In killing intentional walk, baseball loses a part of history, and gains nothing – Chicago Tribune

The four-pitch intentional walk, a relic from baseball’s past used at declining rates in the modern game, died on Wednesday, when Major League Baseball and its Players Association agreed to replace it with an automatic walk triggered by a signal from the dugout. The curious part was its cause of death: It was sacrificed in the name of shorter games.

That is curious, to say the least, because the intentional walk had neither the frequency of use nor the potential time-savings to make it an obvious target of league officials, led by Commissioner Rob Manfred, who want to speed up the pace of play. Last year, intentional walks occurred at a rate of one every 2.6 games. Their elimination would save perhaps a minute with each instance — a statistically insignificant improvement for a sport that averaged a record-high 3 hours 6 minutes per game in 2016.
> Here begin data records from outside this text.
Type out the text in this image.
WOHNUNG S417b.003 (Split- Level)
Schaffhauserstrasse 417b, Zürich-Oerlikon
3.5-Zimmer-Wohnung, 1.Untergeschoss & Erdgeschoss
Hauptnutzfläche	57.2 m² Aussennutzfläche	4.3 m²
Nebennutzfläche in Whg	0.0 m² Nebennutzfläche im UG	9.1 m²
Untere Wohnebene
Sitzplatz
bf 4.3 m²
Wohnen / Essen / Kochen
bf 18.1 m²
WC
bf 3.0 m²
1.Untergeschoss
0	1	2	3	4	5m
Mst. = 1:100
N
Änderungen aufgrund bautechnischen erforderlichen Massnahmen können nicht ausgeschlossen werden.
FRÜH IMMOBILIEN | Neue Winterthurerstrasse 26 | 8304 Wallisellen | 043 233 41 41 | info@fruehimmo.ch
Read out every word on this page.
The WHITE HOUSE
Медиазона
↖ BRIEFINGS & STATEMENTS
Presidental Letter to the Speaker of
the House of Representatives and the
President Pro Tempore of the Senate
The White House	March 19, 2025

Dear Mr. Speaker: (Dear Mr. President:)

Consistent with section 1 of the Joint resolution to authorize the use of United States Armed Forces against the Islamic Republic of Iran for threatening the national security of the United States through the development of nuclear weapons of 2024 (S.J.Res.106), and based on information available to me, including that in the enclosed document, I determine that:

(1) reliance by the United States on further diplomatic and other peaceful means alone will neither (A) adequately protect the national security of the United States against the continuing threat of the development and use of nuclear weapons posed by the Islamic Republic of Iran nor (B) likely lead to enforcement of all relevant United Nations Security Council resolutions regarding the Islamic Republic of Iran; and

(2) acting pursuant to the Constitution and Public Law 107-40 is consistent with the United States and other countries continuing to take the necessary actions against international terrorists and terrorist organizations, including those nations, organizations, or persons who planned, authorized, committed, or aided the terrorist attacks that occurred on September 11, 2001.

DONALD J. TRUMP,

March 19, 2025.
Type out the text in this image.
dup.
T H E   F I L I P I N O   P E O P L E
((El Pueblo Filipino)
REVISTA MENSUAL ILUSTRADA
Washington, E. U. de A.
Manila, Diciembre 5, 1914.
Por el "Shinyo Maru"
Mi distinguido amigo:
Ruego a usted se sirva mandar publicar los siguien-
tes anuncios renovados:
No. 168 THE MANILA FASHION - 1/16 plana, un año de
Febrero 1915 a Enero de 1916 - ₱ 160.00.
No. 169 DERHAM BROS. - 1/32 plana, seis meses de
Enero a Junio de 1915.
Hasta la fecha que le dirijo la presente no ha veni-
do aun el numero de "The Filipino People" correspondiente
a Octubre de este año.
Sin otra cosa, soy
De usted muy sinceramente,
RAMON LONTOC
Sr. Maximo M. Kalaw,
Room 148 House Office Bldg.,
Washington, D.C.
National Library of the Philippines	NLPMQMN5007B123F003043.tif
Instead, the intentional walk was chosen as the starting point for pace-of-play reform because it was the only thing the league and the union could agree to. In dueling news conferences over the past few days, Manfred and union chief Tony Clark have made it clear they have radically diverging views on the necessity for stronger reforms. And Manfred, in particular, made it clear this is an area he sees as being worth fighting for — threatening to use unilateral powers to make changes beginning in 2018.

“I have great respect for the labor-relations process,” Manfred said. “. . . But I have to admit I’m disappointed we could not even get the MLBPA to agree to even modest rule changes,” such as pitch clocks to force pitchers to work faster and a limit on trips to the mound.